Macrophages are crucial drivers of inflammatory corneal neovascularization and thus are potential targets for immunomodulatory therapies. We found that mesenchymal stromal cells can modulate the phenotype and angiogenic function of macrophages. Macrophages “educated" by mesenchymal stromal cells express significantly higher levels of anti-angiogenic and anti-inflammatory factors compared with control macrophages. Furthermore, we have discovered that mesenchymal stromal cells inhibit neutrophil effector functions via direct cell-cell contact interaction during inflammation. Our findings could have implications for the treatment of inflammatory ocular disorders caused by excessive neutrophil activation.

Our team uses lab-on-chip platforms to study migratory behavior of single immune cells, or the collective migration of immune cells. We use experimental and modeling approaches to study cellular trafficking, to understand cancer immunity and transplant rejection.


Membrane engineering

For years we have been very active in the area of lipid nanotechnology and membrane engineering. We fabricated the first bacterial lipid membrane model on a chip and developed label-free detection technologies for chip-based membrane sensing, including dual polarization interferometry and quartz crystal microbalance based membrane analysis. We also pioneered the use of quantum mechanical approches for studying electrical properties and vibrational dynamics of lipid bilayers.


Ophthalmology

Mashaghi lab is also involved in basic and clinical research in the field of ophthalmology. We are particularly interested in studying ocular surface diseases, for which we are developing in vitro models and physics-based approaches. Our interest lies mainly in promoting interdisciplinary eye research and training a new generation of clinician-scientists.

Corneal transplantation is one of the most common human organ transplantations worldwide. Although the 1-year survival rate is as high as 90%, more than half of transplantation patients suffer various types of corneal rejection, such as epithelial rejection, chronic stromal rejection, and endothelial rejection. In 2017, Mashaghi and his co-workers developed an immunotherapy strategy to improve survival of cornea grafts. The approach provides hope for patients with inflamed cornea bed, typically suffering from high graft rejection rates. The team also discovered that corneal graft rejection occurs via regulation of MHC class I-related chain A (MICA) expression in human corneal epithelial cells (HCECs).
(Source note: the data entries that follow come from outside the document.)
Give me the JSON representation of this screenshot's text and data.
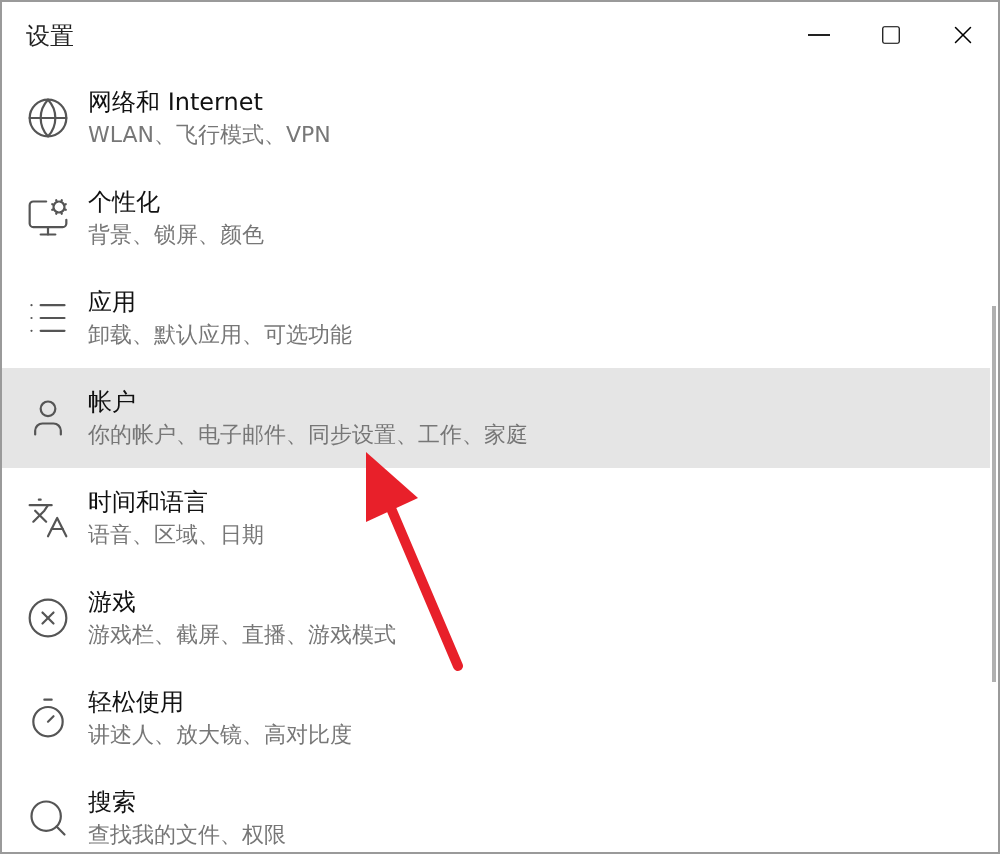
{
  "window": {
    "title": "设置"
  },
  "items": [
    {
      "title": "网络和 Internet",
      "subtitle": "WLAN、飞行模式、VPN",
      "selected": false
    },
    {
      "title": "个性化",
      "subtitle": "背景、锁屏、颜色",
      "selected": false
    },
    {
      "title": "应用",
      "subtitle": "卸载、默认应用、可选功能",
      "selected": false
    },
    {
      "title": "帐户",
      "subtitle": "你的帐户、电子邮件、同步设置、工作、家庭",
      "selected": true
    },
    {
      "title": "时间和语言",
      "subtitle": "语音、区域、日期",
      "selected": false
    },
    {
      "title": "游戏",
      "subtitle": "游戏栏、截屏、直播、游戏模式",
      "selected": false
    },
    {
      "title": "轻松使用",
      "subtitle": "讲述人、放大镜、高对比度",
      "selected": false
    },
    {
      "title": "搜索",
      "subtitle": "查找我的文件、权限",
      "selected": false
    }
  ]
}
MICA is a non-classical MHC molecule that can (co-)stimulate CD8+ T cells or NK cells, thus affecting allograft survival.

The Mashaghi team contributed to the use of omics technology, and systems approaches in ophthalmology. Metabolomics has been applied to diagnose diseases, predict disease progression, and design therapeutic strategies in various areas of medicine. However, it remains to be applied to the ocular surface diseases, where biological samples are often of limited quantities. We successfully performed proof-of-concept metabolomics assessment of volume-limited cytology samples from a clinical form of chronic inflammatory cicatrizing conjunctivitis and discovered metabolic changes of signaling lipid mediators upon disease onset and progression.